CWE: CWE-295 (Improper Certificate Validation)

references:

timeline

date event
2026-03-09 vulnerability discovered during npm audit
2026-03-09 PoCs created for all three findings
2026-03-10 report submitted via GitHub Security Advisory
2026-03-10 90-day coordinated disclosure deadline set (2026-06-08)
2026-03-17 maintainer accepted the report
2026-03-17 temporary private fork created for fix
2026-03-24 CVE-2026-33896 assigned by GitHub
2026-03-24 GHSA-2328-f5f3-gj25 published, fix released in v1.4.0
2026-03-26 advisory goes public on GitHub
2026-03-27 200+ automated security issues filed across the ecosystem

the aftermath: waking up to 94 emails

two days after the advisory went public, i woke up to this:

my inbox the morning after the CVE dropped

94 GitHub notifications. every single one from mend-bolt-for-github[bot], filing security issues on repos across the entire npm ecosystem that depend on vulnerable versions of node-forge. each one crediting me as the discoverer. it hasn't stopped — new issues keep rolling in as automated scanners pick it up.

here's the blast radius so far:

  • 33 million weekly npm downloads affected
  • 1.3 billion yearly downloads
  • ~4,000 npm packages depend directly on node-forge
  • 200+ GitHub repos had security issues filed within 24 hours
  • every project using webpack-dev-server with HTTPS is transitively affected (via selfsignednode-forge)

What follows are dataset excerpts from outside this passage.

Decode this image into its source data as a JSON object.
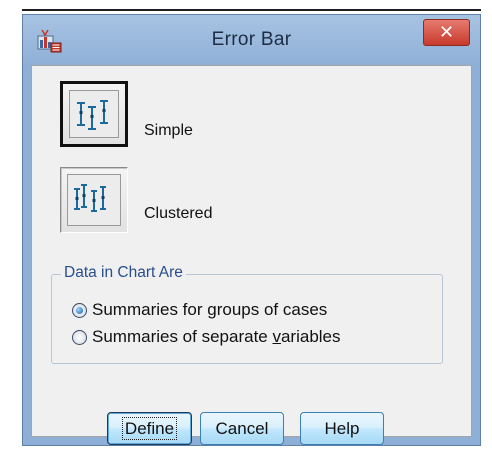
{
  "window": {
    "title": "Error Bar",
    "close_glyph": "✕",
    "app_icon": "chart-app-icon"
  },
  "chart_types": [
    {
      "label": "Simple",
      "icon": "simple-error-bar-icon",
      "selected": true
    },
    {
      "label": "Clustered",
      "icon": "clustered-error-bar-icon",
      "selected": false
    }
  ],
  "data_group": {
    "legend": "Data in Chart Are",
    "options": [
      {
        "before": "Summaries for ",
        "mnemonic": "g",
        "after": "roups of cases",
        "checked": true
      },
      {
        "before": "Summaries of separate ",
        "mnemonic": "v",
        "after": "ariables",
        "checked": false
      }
    ]
  },
  "buttons": {
    "define": "Define",
    "cancel": "Cancel",
    "help": "Help"
  },
  "colors": {
    "title_bar": "#8fb0d6",
    "close_button": "#c83a2c",
    "group_legend_text": "#284d8c",
    "button_face": "#bee6fd"
  }
}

some of the biggest projects in the JavaScript ecosystem are in the dependency tree:

stars repo how affected
125k facebook/react-native transitive (dev tooling)
120k electron/electron transitive
103k facebook/create-react-app via webpack-dev-server → selfsigned → node-forge
79k vitejs/vite HTTPS dev server
27k angular/angular-cli dev server SSL
21k elastic/kibana transitive
14k http-party/node-http-proxy transitive
12k BrowserSync/browser-sync transitive
11k chimurai/http-proxy-middleware transitive
7.8k webpack/webpack-dev-server direct dep via selfsigned
1.8k googleapis/google-auth-library-nodejs direct dep
1.7k firebase/firebase-admin-node direct dep

the vulnerability sits deep in the supply chain — most projects don't even know they depend on node-forge.

the same vulnerability class has appeared in major TLS implementations before: CVE-2014-0092 in GnuTLS, CVE-2015-1793 in OpenSSL, and the infamous CVE-2020-0601 "CurveBall" in Windows CryptoAPI. finding it in a library with a billion yearly downloads was surreal.

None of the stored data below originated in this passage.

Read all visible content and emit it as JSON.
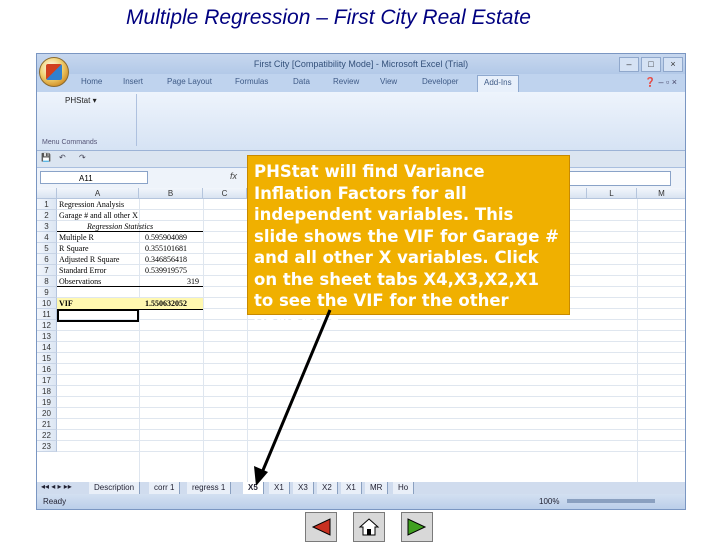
{
  "slide": {
    "title": "Multiple Regression  –   First City Real Estate"
  },
  "excel": {
    "window_title": "First City  [Compatibility Mode]  -  Microsoft Excel (Trial)",
    "ribbon_tabs": [
      "Home",
      "Insert",
      "Page Layout",
      "Formulas",
      "Data",
      "Review",
      "View",
      "Developer",
      "Add-Ins"
    ],
    "active_tab": "Add-Ins",
    "addin_menu": "PHStat ▾",
    "group_label": "Menu Commands",
    "name_box": "A11",
    "fx_symbol": "fx",
    "columns": [
      "A",
      "B",
      "C",
      "L",
      "M"
    ],
    "rows": [
      "1",
      "2",
      "3",
      "4",
      "5",
      "6",
      "7",
      "8",
      "9",
      "10",
      "11",
      "12",
      "13",
      "14",
      "15",
      "16",
      "17",
      "18",
      "19",
      "20",
      "21",
      "22",
      "23"
    ],
    "cells": {
      "a1": "Regression Analysis",
      "a2": "Garage # and all other X",
      "a3": "Regression Statistics",
      "a4": "Multiple R",
      "b4": "0.595904089",
      "a5": "R Square",
      "b5": "0.355101681",
      "a6": "Adjusted R Square",
      "b6": "0.346856418",
      "a7": "Standard Error",
      "b7": "0.539919575",
      "a8": "Observations",
      "b8": "319",
      "a9": "VIF",
      "b9": "1.550632052"
    },
    "sheet_tabs": [
      "Description",
      "corr 1",
      "regress 1",
      "X5",
      "X1",
      "X3",
      "X2",
      "X1",
      "MR",
      "Ho"
    ],
    "active_sheet": "X5",
    "status": "Ready",
    "zoom": "100%"
  },
  "callout": {
    "text": "PHStat will find Variance Inflation Factors for all independent variables. This slide shows the VIF for Garage # and all other X variables. Click on the sheet tabs X4,X3,X2,X1 to see the VIF for the other variables."
  },
  "colors": {
    "title": "#000080",
    "callout_bg": "#f0b000",
    "callout_text": "#ffffff",
    "nav_arrow_red": "#c83020",
    "nav_arrow_green": "#40a020",
    "nav_arrow_blue": "#2050b0"
  },
  "nav": {
    "buttons": [
      "previous-slide",
      "home",
      "next-slide"
    ]
  }
}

what i took away from this

the scariest part about this vulnerability is how fundamental it is. this isn't some edge case in an obscure feature — it's the core certificate chain verification logic. the thing that's supposed to prevent MITM attacks.

the root cause is a classic conditional logic bug: checking a property only when its container is present, rather than treating absence as a failure condition. RFC 5280 uses "MUST NOT" for a reason — the default should be rejection, not acceptance.

also worth noting: node-forge has had previous certificate verification issues (CVE-2025-12816, CVE-2025-66031). if you're doing certificate verification in a security-critical context, consider whether a pure-JavaScript implementation is the right choice, or whether you should delegate to the platform's native TLS stack.

32 million weekly downloads. one conditional check. that's all it takes.


reported by doruk tan ozturk — full PoC available in the GitHub advisory.